Шрифт:
— Хорошо, можешь не говорить. Отец твой погиб, — бабушка говорила медленно, словно извлекая слова из какой-то глубины. — А про мертвых плохо не говорят. Ты это запомни. Иди с богом. Христос с тобой! — Бабушка перекрестила Нину, поцеловала и легонько подтолкнула к двери.
Катя слушала молча, а потом с непонятным ожесточением проговорила:
— Значит, правда, что он хотел нас бросить.
— Не выдумывай! Бабушка же сказала, что про мертвых нельзя плохо говорить.
— Да ты пойми: нельзя потому, что мертвый, а если бы был живой… — Катя всхлипнула. — Я не буду за него молиться!
Нина готова была и сама зареветь — так жаль Катю. А как же теперь быть с отцом? Ну и пусть бы бросил. Есть мамочка, бабушка, Коля…
Она лежала, поджав колени к подбородку, так скорее согреешься. Почему взрослые не говорят детям правды? Они считают: раз маленькие — значит, не понимают. Учат говорить правду, а сами ее не говорят. Бабушка всегда все скрывает, как только начнется о правде разговор — сразу же из комнаты выставляет. Маме вообще некогда разговаривать. Один Коля, что спросишь, ответит. И тут же она подумала про Граньку — смешная она все-таки. Интересно, а почему, если на зеленый бор издалека смотреть, он будто синий? Ставни скрипят… А Катя все плачет.

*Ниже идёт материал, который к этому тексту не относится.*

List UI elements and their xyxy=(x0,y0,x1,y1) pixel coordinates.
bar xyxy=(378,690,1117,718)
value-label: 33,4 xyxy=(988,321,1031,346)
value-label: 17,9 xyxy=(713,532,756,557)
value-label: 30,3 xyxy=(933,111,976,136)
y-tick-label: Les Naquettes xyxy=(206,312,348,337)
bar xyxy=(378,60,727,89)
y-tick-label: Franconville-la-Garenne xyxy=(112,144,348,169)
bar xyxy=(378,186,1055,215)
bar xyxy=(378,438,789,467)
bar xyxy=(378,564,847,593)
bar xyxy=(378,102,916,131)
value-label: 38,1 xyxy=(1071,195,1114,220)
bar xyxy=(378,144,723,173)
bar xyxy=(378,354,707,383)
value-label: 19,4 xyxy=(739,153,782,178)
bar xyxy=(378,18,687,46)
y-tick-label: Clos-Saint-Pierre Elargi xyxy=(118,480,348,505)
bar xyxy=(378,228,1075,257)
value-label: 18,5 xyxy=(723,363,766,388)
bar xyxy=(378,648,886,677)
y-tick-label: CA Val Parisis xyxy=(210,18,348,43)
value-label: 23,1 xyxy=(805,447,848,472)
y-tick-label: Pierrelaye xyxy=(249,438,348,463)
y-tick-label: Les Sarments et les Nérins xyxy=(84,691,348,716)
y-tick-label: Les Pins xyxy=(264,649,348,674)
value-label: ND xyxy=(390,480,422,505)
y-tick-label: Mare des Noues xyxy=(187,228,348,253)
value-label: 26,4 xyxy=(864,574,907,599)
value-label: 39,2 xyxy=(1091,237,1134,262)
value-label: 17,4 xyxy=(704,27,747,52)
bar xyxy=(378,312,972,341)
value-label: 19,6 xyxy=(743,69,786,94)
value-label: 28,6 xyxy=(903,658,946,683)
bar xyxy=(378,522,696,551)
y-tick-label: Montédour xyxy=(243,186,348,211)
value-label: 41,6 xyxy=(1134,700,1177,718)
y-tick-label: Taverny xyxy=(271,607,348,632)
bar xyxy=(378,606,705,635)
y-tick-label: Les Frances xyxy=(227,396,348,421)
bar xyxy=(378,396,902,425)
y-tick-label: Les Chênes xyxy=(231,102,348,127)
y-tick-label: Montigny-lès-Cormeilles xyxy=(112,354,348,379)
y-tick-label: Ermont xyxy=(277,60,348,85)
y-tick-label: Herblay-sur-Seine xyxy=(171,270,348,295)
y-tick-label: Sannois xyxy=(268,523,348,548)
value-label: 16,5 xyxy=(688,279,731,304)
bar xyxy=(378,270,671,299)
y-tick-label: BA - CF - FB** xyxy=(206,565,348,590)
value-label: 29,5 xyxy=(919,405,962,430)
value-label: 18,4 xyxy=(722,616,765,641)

Интересно, а хорошие отцы бывают?
Из-за хороших, наверное, не плачут…
Мама сказала:
— С понедельника Катюша пойдет в школу.
Сестры, пораженные новостью, молчали. Сколько раз они просили отдать их в школу, но бабушка считала, что домашних занятий вполне достаточно.

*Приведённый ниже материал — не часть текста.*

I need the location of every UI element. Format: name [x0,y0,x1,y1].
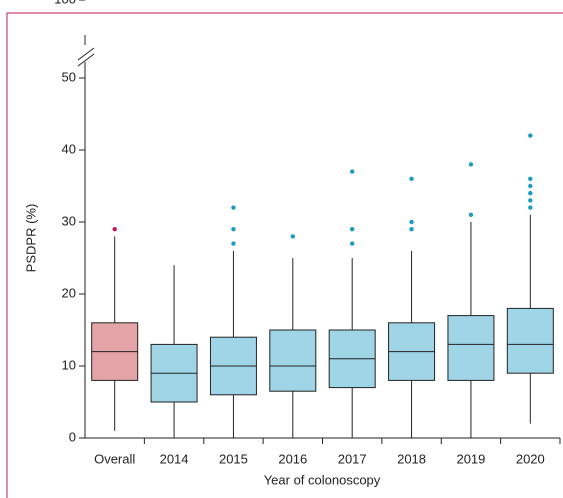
outlier [409,219,414,225]
y-tick-label: 20 [62,285,76,300]
outlier [112,227,117,232]
outlier [349,241,355,246]
outlier [409,176,414,181]
outlier [528,133,533,138]
axis-break [77,47,95,61]
outlier [528,191,533,196]
x-tick-label: 2016 [278,451,307,466]
x-tick-label: 2017 [338,451,367,466]
y-tick-label: 100 [54,0,76,6]
outlier [528,176,533,181]
x-tick-label: 2019 [456,451,485,466]
outlier [349,227,355,232]
y-tick-label: 0 [69,429,76,444]
outlier [409,227,414,232]
y-tick-label: 30 [62,213,76,228]
outlier [528,198,533,203]
outlier [468,212,474,217]
box [269,329,317,392]
x-tick-label: 2015 [219,451,248,466]
box [506,307,554,374]
outlier [290,234,296,239]
y-tick-label: 50 [62,69,76,84]
outlier [231,241,236,246]
x-axis-label: Year of colonoscopy [264,472,381,487]
box [447,315,495,381]
axis-break [77,53,95,67]
x-tick-label: 2020 [516,451,545,466]
x-tick-label: 2014 [160,451,189,466]
outlier [349,169,355,174]
y-tick-label: 10 [62,357,76,372]
y-tick-label: 40 [62,141,76,156]
y-axis-label: PSDPR (%) [23,204,38,273]
outlier [231,227,236,232]
outlier [468,162,474,167]
outlier [528,183,533,189]
x-tick-label: Overall [94,451,135,466]
outlier [231,205,236,210]
x-tick-label: 2018 [397,451,426,466]
outlier [528,205,533,210]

— А я? — растерянно спросила Нина.
— Ты пока не пойдешь. Ты еще слабенькая. У тебя было осложнение после ангины. И одеть вас двоих в школу я не могу. Катя старше на полтора года. Ей уже тринадцатый. Она и так из-за дифтерита отстала, а с тобой, как всегда, будет заниматься бабушка.
Мамины слова доходили до Нины словно через подушку. Катя счастливая! Катя пойдет в школу! Нина молча повернулась и вышла из столовой. В детской у окна стоял гардероб. Если влезть на подоконник и опереться спиной о гардероб, то так можно долго простоять, и никто не помешает, можно сколько угодно реветь — никто не увидит. Нина ревела весь день и довела до слез маму.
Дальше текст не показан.